Merayakan 70 Tahun Indonesia Merdeka di KRI Songkhla, Thailand


Ceritanya, ini adalah postingan yang super duper telat. Saya agak kurang sehat dalam beberapa hari kemarin, sehingga momen yang sudah lewat lebih dari seminggu lalu, baru selesai ditulis sekarang *curcol :D

Tahun ini, saya kembali merayakan hari kemerdekaan RI di Thailand. Ya, meski ini tahun terakhir buat saya, tapi hari gini saya masih di sini saja *curcol-mahasiswa-hampir-selesai-tapi-masih-harus-berurusan-dengan-revisi-akhir*

Saya pikir, ada untungnya juga sih, ya, tahun terakhir tetapi saya betul-betul menikmati sisa hari-hari terakhir menjelang kepulangan saya ke tanah air. Sedikiiiiit lagi, tetapi yang ‘sedikiiiiit’ itu ternyata masih membutuhkan waktu juga.

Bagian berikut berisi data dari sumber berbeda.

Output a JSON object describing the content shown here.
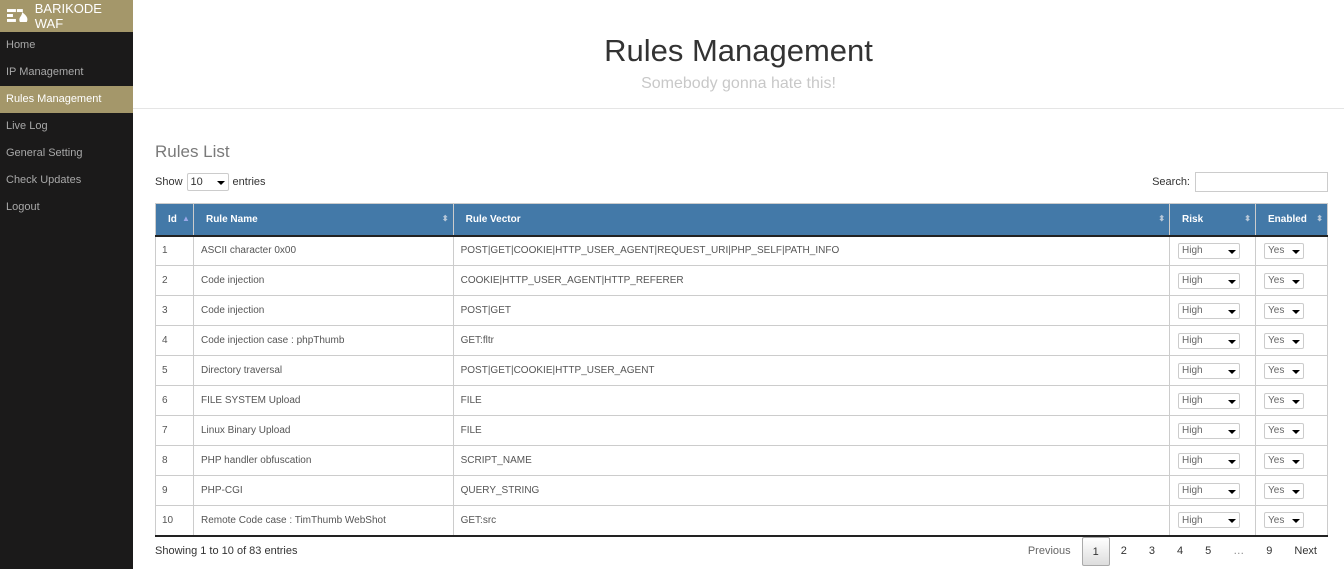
{
  "brand": {
    "name": "BARIKODE WAF",
    "logo": "barikode-logo"
  },
  "sidebar": {
    "items": [
      {
        "label": "Home"
      },
      {
        "label": "IP Management"
      },
      {
        "label": "Rules Management",
        "active": true
      },
      {
        "label": "Live Log"
      },
      {
        "label": "General Setting"
      },
      {
        "label": "Check Updates"
      },
      {
        "label": "Logout"
      }
    ]
  },
  "header": {
    "title": "Rules Management",
    "subtitle": "Somebody gonna hate this!"
  },
  "section_title": "Rules List",
  "length": {
    "show": "Show",
    "value": "10",
    "entries": "entries"
  },
  "search": {
    "label": "Search:",
    "value": ""
  },
  "table": {
    "columns": [
      "Id",
      "Rule Name",
      "Rule Vector",
      "Risk",
      "Enabled"
    ],
    "rows": [
      [
        "1",
        "ASCII character 0x00",
        "POST|GET|COOKIE|HTTP_USER_AGENT|REQUEST_URI|PHP_SELF|PATH_INFO",
        "High",
        "Yes"
      ],
      [
        "2",
        "Code injection",
        "COOKIE|HTTP_USER_AGENT|HTTP_REFERER",
        "High",
        "Yes"
      ],
      [
        "3",
        "Code injection",
        "POST|GET",
        "High",
        "Yes"
      ],
      [
        "4",
        "Code injection case : phpThumb",
        "GET:fltr",
        "High",
        "Yes"
      ],
      [
        "5",
        "Directory traversal",
        "POST|GET|COOKIE|HTTP_USER_AGENT",
        "High",
        "Yes"
      ],
      [
        "6",
        "FILE SYSTEM Upload",
        "FILE",
        "High",
        "Yes"
      ],
      [
        "7",
        "Linux Binary Upload",
        "FILE",
        "High",
        "Yes"
      ],
      [
        "8",
        "PHP handler obfuscation",
        "SCRIPT_NAME",
        "High",
        "Yes"
      ],
      [
        "9",
        "PHP-CGI",
        "QUERY_STRING",
        "High",
        "Yes"
      ],
      [
        "10",
        "Remote Code case : TimThumb WebShot",
        "GET:src",
        "High",
        "Yes"
      ]
    ]
  },
  "info": "Showing 1 to 10 of 83 entries",
  "pagination": {
    "previous": "Previous",
    "pages": [
      "1",
      "2",
      "3",
      "4",
      "5",
      "…",
      "9"
    ],
    "current": "1",
    "next": "Next"
  },
  "colors": {
    "sidebar": "#1b1a1a",
    "accent": "#a4976a",
    "table_header": "#4379a8"
  }
}
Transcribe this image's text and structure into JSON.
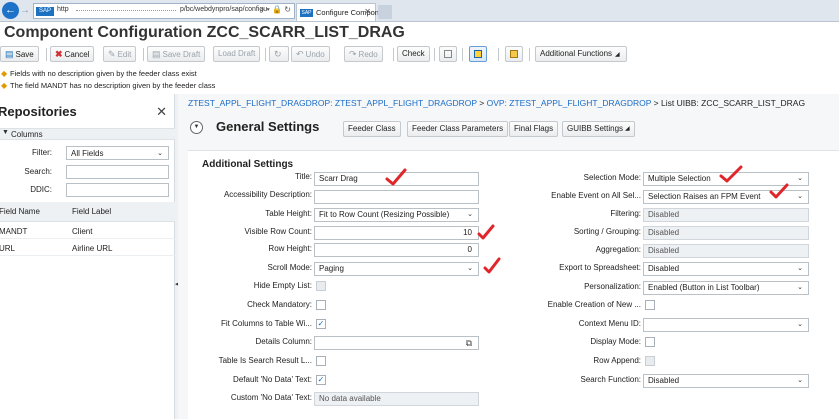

Khususan untuk kegiatan hari kemerdekaan RI, untungnya adalah kapan lagi saya bisa terlibat langsung dengan kegiatan ini kalau saya tidak sedang berada di negara orang? Mengikuti upacara bendera, ikut masuk dalam barisan, ikut menghormat kepada sang merah putih, ikut menyanyikan lagu Indonesia raya, ikut menghening cipta… ini semua adalah kegiatan 17-an yang terahir kali saya pernah terlibat langsung ituuu… 17 tahun lalu, tahun terakhir saya di SMA *langsung ketauan umur*. Setelah tamat SMA, nyaris mustahil bisa terlibat langsung atau menjadi peserta upacara 17 Agustus. Saya sendiri, malah nggak pernah lagi, hahaa. Gitu kan ya biasanya? Yang jadi peserta upacara biasanya kan yang golongan ini; pelajar (SD-SMA), guru, TNI-Polisi, pejabat daerah setempat, … (dan apalagi ya? Tolong bantu diisi). Mahasiswa termasuk nggak sih? Tapi selama saya menjadi mahasiswa, nggak pernah tuh diminta ikut upacara 17 Agustus.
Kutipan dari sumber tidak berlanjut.